在 2018/4/10 6:04, Keith Busch 写道:
AER error handling walks the PCI topology below a root port, saving pointers of the pci_dev structs affected by the error along the way. At the same time, the pcie hotplug driver could be freeing those very same structures, causing the AER driver to reference freed memory.
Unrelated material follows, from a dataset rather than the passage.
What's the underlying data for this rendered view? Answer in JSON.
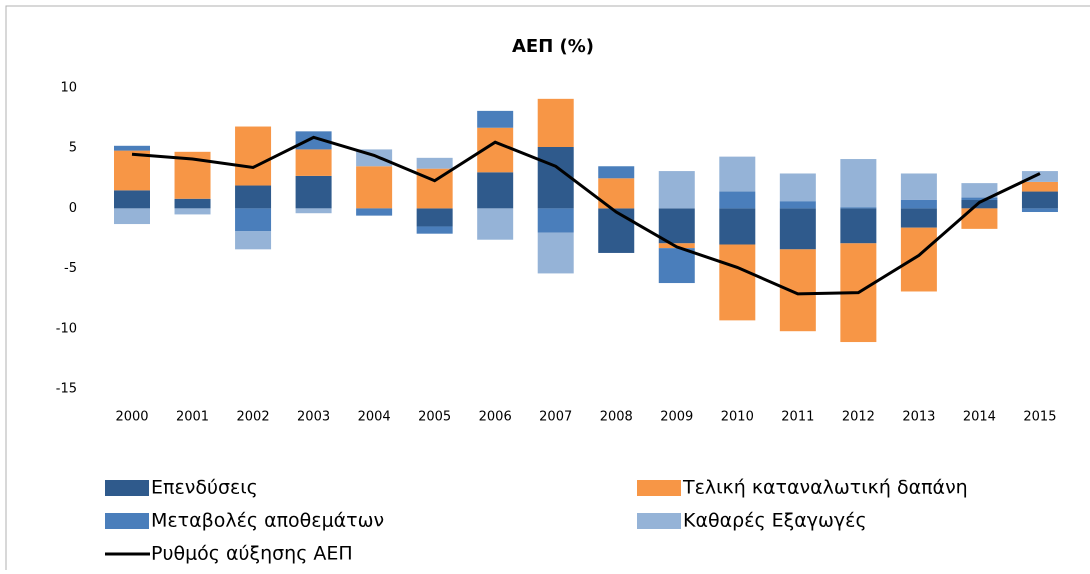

I also have met such issue. The details see the below link. https://www.spinics.net/lists/linux-pci/msg70614.html It seems do reset_link() will trigger hotplug driver to remove/rescan device when met AER fatal error. do_recovery() --- reset_link() --- pci_reset_secondary_bus() //then trigger link down/up. So if the root port support hotplug, it will remove/rescan device. I still have a question, since AER driver have already done recovery, it seems no need to trigger hotplug to remove and rescan the device. Thanks, Dongdong
This series fixes this by synchroniziing the aer driver with the pci hotplug driver during. The final patch is the one that ultimately provides the locking by having AER lock the same pci lock rescan/remove mutex as the pciehp driver. The first three patches are prepping to make it safe for the aer bottom half handler to hold that lock. Keith Busch (4): PCI/AER: Remove unused parameters PCI/AER: Replace struct pcie_device with pci_dev PCI/AER: Reference count aer structures PCI/AER: Lock pci topology when scanning errors drivers/pci/pcie/aer/aerdrv.c | 28 +++++++++++++++++++++------- drivers/pci/pcie/aer/aerdrv.h | 9 +++------ drivers/pci/pcie/aer/aerdrv_core.c | 38 +++++++++++++++++--------------------- 3 files changed, 41 insertions(+), 34 deletions(-)